In an aging society, this is a very expensive election gift. Italy has yet, just as many other western European countries, to deal with an increasing demographic problem. Similarly to Germany and Austria, there is no longer a population pyramid in Italy either. In the years to come, there will be even more old people who gain pensions and less and less young people who pay for this:
Italy urgently needs some real structural reforms which enable an easier access to the labour market, as well as more tax and generation fairness in order to reach stability. The induced uncertainty brought by the inexperienced government unfortunately leads to the contrary.

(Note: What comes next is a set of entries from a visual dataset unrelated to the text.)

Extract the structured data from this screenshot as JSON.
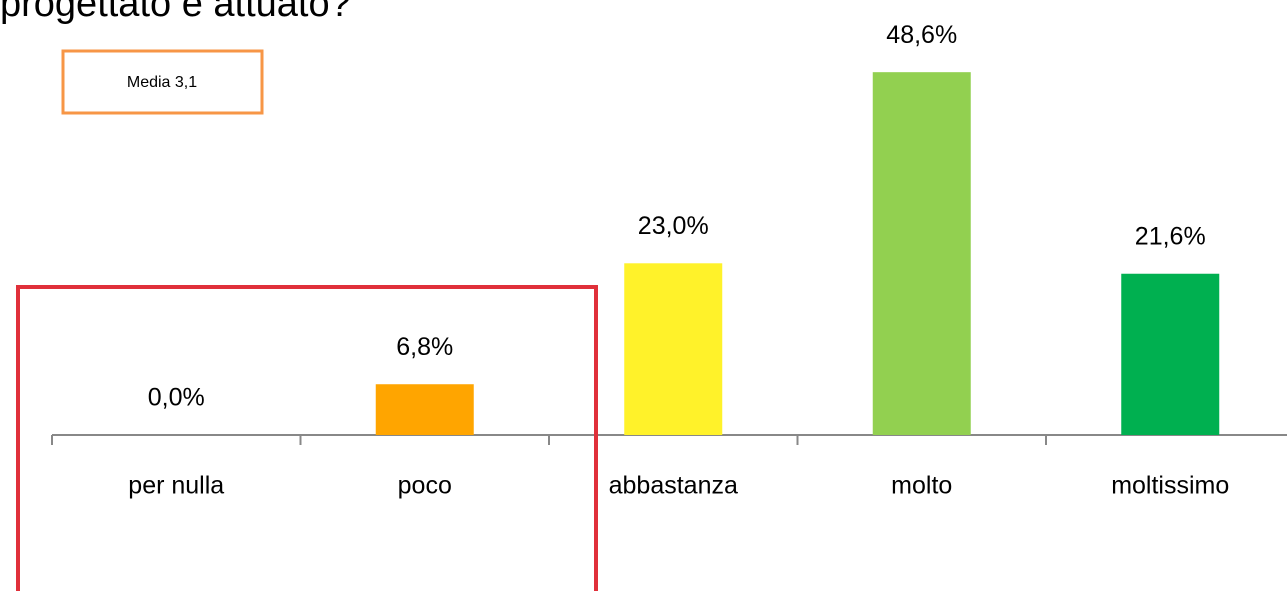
{
  "chart_data": {
    "type": "bar",
    "title": "progettato e attuato?",
    "annotation": "Media 3,1",
    "categories": [
      "per nulla",
      "poco",
      "abbastanza",
      "molto",
      "moltissimo"
    ],
    "values": [
      0.0,
      6.8,
      23.0,
      48.6,
      21.6
    ],
    "value_labels": [
      "0,0%",
      "6,8%",
      "23,0%",
      "48,6%",
      "21,6%"
    ],
    "colors": [
      "#ffa500",
      "#ffa500",
      "#fff22a",
      "#92d050",
      "#00b050"
    ],
    "ylim": [
      0,
      58
    ]
  }
}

The overall expensive election gifts to the people over fifty did not just strain younger people and thereby destroy the important cohesion between the generations, but also replace other, more important investments and the possibilities to regain competitiveness. The pension spending is thereby increasing:
Furthermore, the bad ratings with partly bad future outlooks by rating agencies threat the financial possibilities of Italy. Higher interest rates, and thereby increasing spendings are the consequence. This way, a vicious circle is set, at which end there is (till now) no “lost generation,” but the path towards such an outcome is probable. The government in Rome should think about whether it wants to gamble away the countries’ future in such an easy way – although the government’s populist parties could gain profit by an ongoing deterioration of the country.
Thus, the foundation towards relegation by exploitation of a whole generation, decomposition of infrastructure, degeneration of education institutions and the welfare system is set.